Plastic no fantastic

19 5 0
                                    

Znowu obudziłam się w białym pomieszczeniu. Nadal na szyji czułam rękę Nathaniela. Musiałam, po prostu musiałam mu o tym wspomnieć? ! Jestem głupia, przecież moja była przyjaciółka mówiła, że on nienawidzi, gdy, ktoś o tym wspomina. Zawsze muszę coś palnąć. Mama miała rację mówiąc, że mam nie wyparzony język. Właśnie  mama! Jaką ja jestem okropną córką! Prawie wogóle o niej nie myślałam. Jak ona musiała się czuć?! Najpierw ojciec trafił do więzienia, później ja zniknę łamie. Wogóle co się ze mną dzieje? Nie zachowuje się tak jak kiedyś. Może ta przemiana tak na mnie wpłynęło?

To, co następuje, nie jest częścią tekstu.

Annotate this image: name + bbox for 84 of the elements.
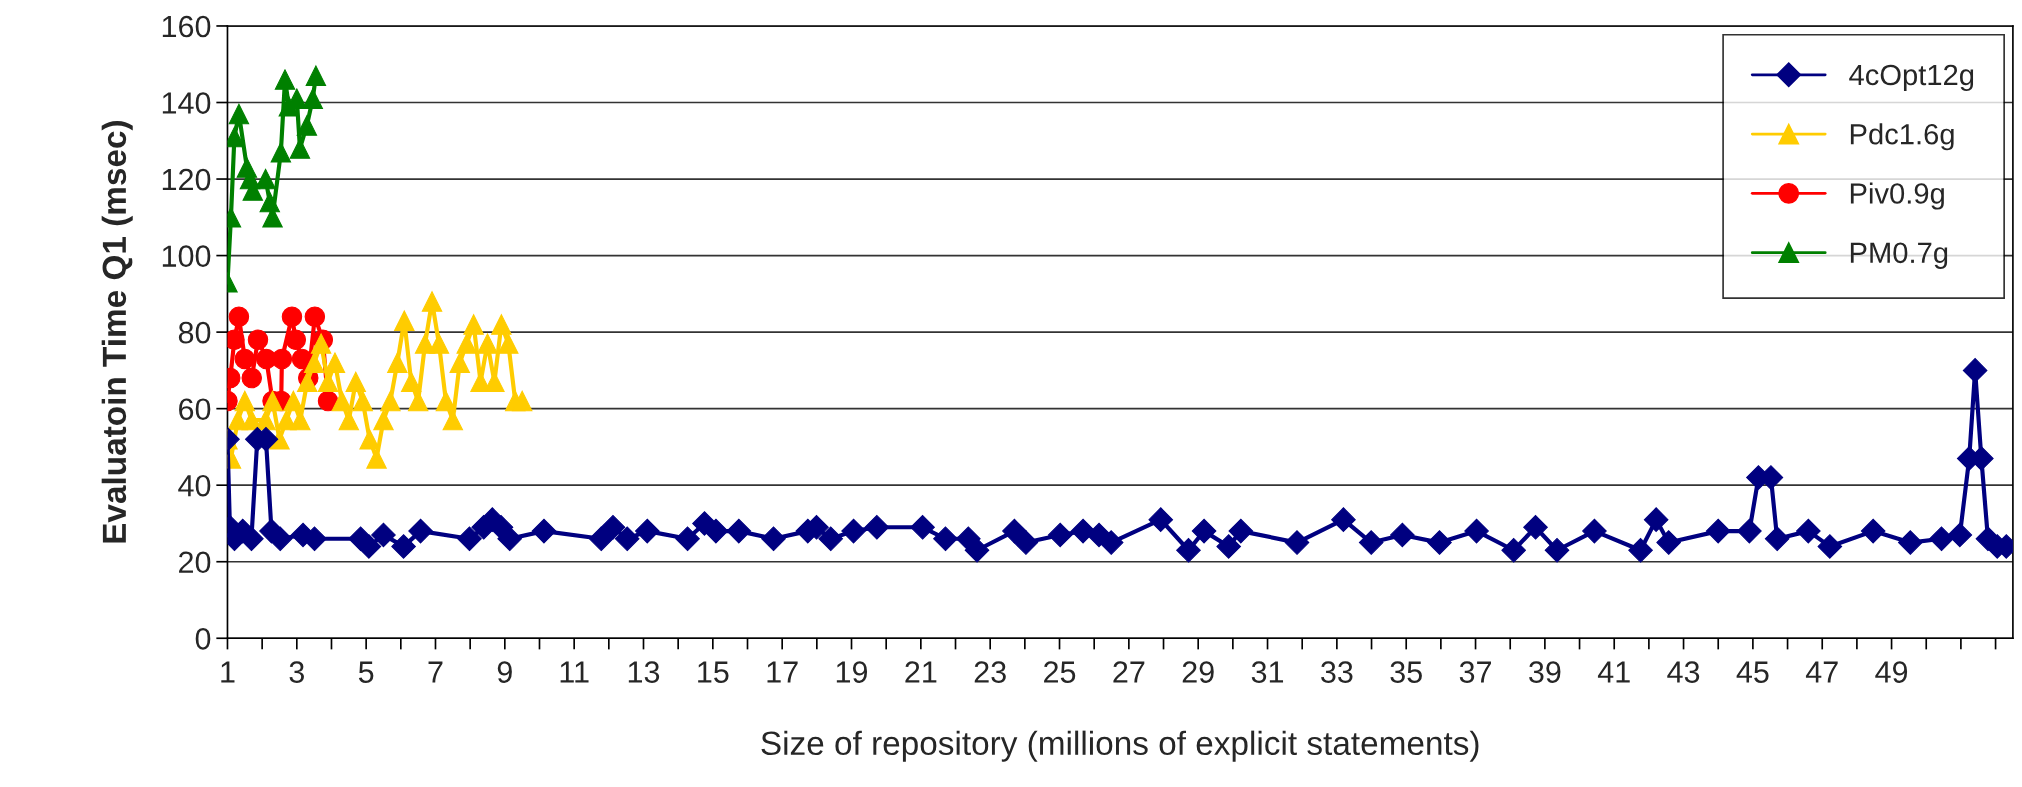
- x-tick-label: 13: [628, 661, 660, 683]
- legend-label: Pdc1.6g: [1850, 123, 1954, 151]
- y-tick-label: 80: [178, 321, 211, 344]
- point: [290, 409, 311, 431]
- point: [241, 367, 262, 389]
- x-tick-label: 9: [497, 661, 512, 683]
- point: [228, 103, 250, 125]
- x-tick-label: 17: [767, 661, 798, 683]
- y-axis-title: Evaluatoin Time Q1 (msec): [101, 121, 133, 543]
- x-tick-label: 3: [289, 661, 304, 683]
- point: [234, 390, 256, 412]
- point: [271, 348, 293, 370]
- point: [255, 168, 276, 190]
- y-tick-label: 140: [162, 92, 211, 114]
- y-tick-label: 40: [178, 474, 211, 497]
- x-tick-label: 47: [1805, 661, 1838, 683]
- point: [302, 88, 323, 109]
- x-tick-label: 19: [836, 661, 868, 683]
- point: [274, 69, 296, 90]
- point: [303, 352, 325, 373]
- point: [394, 310, 415, 331]
- point: [331, 390, 353, 412]
- legend-label: 4cOpt12g: [1849, 64, 1974, 92]
- point: [456, 333, 477, 354]
- y-tick-label: 100: [162, 245, 211, 267]
- legend-label: Piv0.9g: [1850, 182, 1944, 210]
- x-tick-label: 25: [1044, 661, 1076, 683]
- point: [269, 429, 290, 450]
- y-tick-label: 0: [195, 627, 211, 650]
- y-tick-label: 160: [162, 15, 211, 38]
- point: [317, 371, 339, 393]
- point: [477, 333, 498, 354]
- x-tick-label: 29: [1182, 661, 1214, 683]
- x-tick-label: 21: [905, 661, 937, 683]
- legend-label: PM0.7g: [1850, 242, 1948, 269]
- point: [387, 352, 408, 373]
- point: [281, 306, 303, 328]
- point: [270, 142, 292, 163]
- x-tick-label: 37: [1459, 661, 1491, 683]
- point: [352, 390, 373, 412]
- y-tick-label: 20: [179, 551, 211, 574]
- point: [345, 371, 366, 393]
- point: [373, 409, 394, 431]
- point: [498, 333, 519, 354]
- point: [285, 329, 307, 351]
- x-tick-label: 45: [1736, 661, 1769, 683]
- point: [511, 390, 533, 412]
- point: [304, 306, 326, 328]
- point: [421, 291, 443, 312]
- x-tick-label: 41: [1597, 661, 1630, 683]
- x-tick-label: 43: [1667, 661, 1700, 683]
- y-tick-label: 120: [162, 168, 211, 191]
- x-tick-label: 49: [1875, 661, 1908, 683]
- x-axis-title: Size of repository (millions of explicit statements): [761, 730, 1479, 762]
- point: [305, 65, 327, 86]
- point: [491, 314, 512, 335]
- point: [435, 390, 457, 412]
- x-tick-label: 1: [221, 661, 235, 683]
- point: [247, 329, 269, 351]
- x-tick-label: 35: [1390, 661, 1422, 683]
- x-tick-label: 33: [1321, 661, 1353, 683]
- x-tick-label: 23: [974, 661, 1006, 683]
- x-tick-label: 39: [1529, 661, 1561, 683]
- point: [324, 352, 346, 373]
- y-tick-label: 60: [179, 398, 211, 421]
- point: [338, 409, 360, 431]
- point: [359, 429, 380, 450]
- point: [366, 448, 387, 469]
- point: [449, 352, 470, 373]
- point: [296, 115, 318, 136]
- point: [463, 314, 484, 335]
- point: [428, 333, 450, 354]
- x-tick-label: 7: [428, 661, 443, 683]
- point: [289, 138, 311, 159]
- point: [234, 348, 256, 370]
- x-tick-label: 15: [698, 661, 729, 683]
- x-tick-label: 11: [560, 661, 589, 683]
- x-tick-label: 31: [1251, 661, 1284, 683]
- point: [283, 390, 304, 412]
- point: [228, 306, 250, 328]
- point: [380, 390, 401, 412]
- x-tick-label: 27: [1113, 661, 1145, 683]
- point: [400, 371, 422, 393]
- x-tick-label: 5: [358, 661, 374, 683]
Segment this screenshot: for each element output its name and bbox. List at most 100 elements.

- Ty, chyba serio nie chcesz iść do szkoły. - dopiero teraz zauważyłam Idrysa siedzącego w rogu pokoju, na jakże inaczej, białym krzesełku. Jego głos, był spokojny, lecz coś mi w Jim nie pasowało. - Jesteś strasznie niezdarna. Nathaniel mówił, że uderzyłaś się łukiem i straciłaś przytomność, czy to prawda? - jego ton miał nutę tajemniczości. A, więc tak chce to rozegrać orzechowooki. On nie chce, aby ktoś się o tym dowiedział. No cóż, przynajmniej będę miała na niego haka.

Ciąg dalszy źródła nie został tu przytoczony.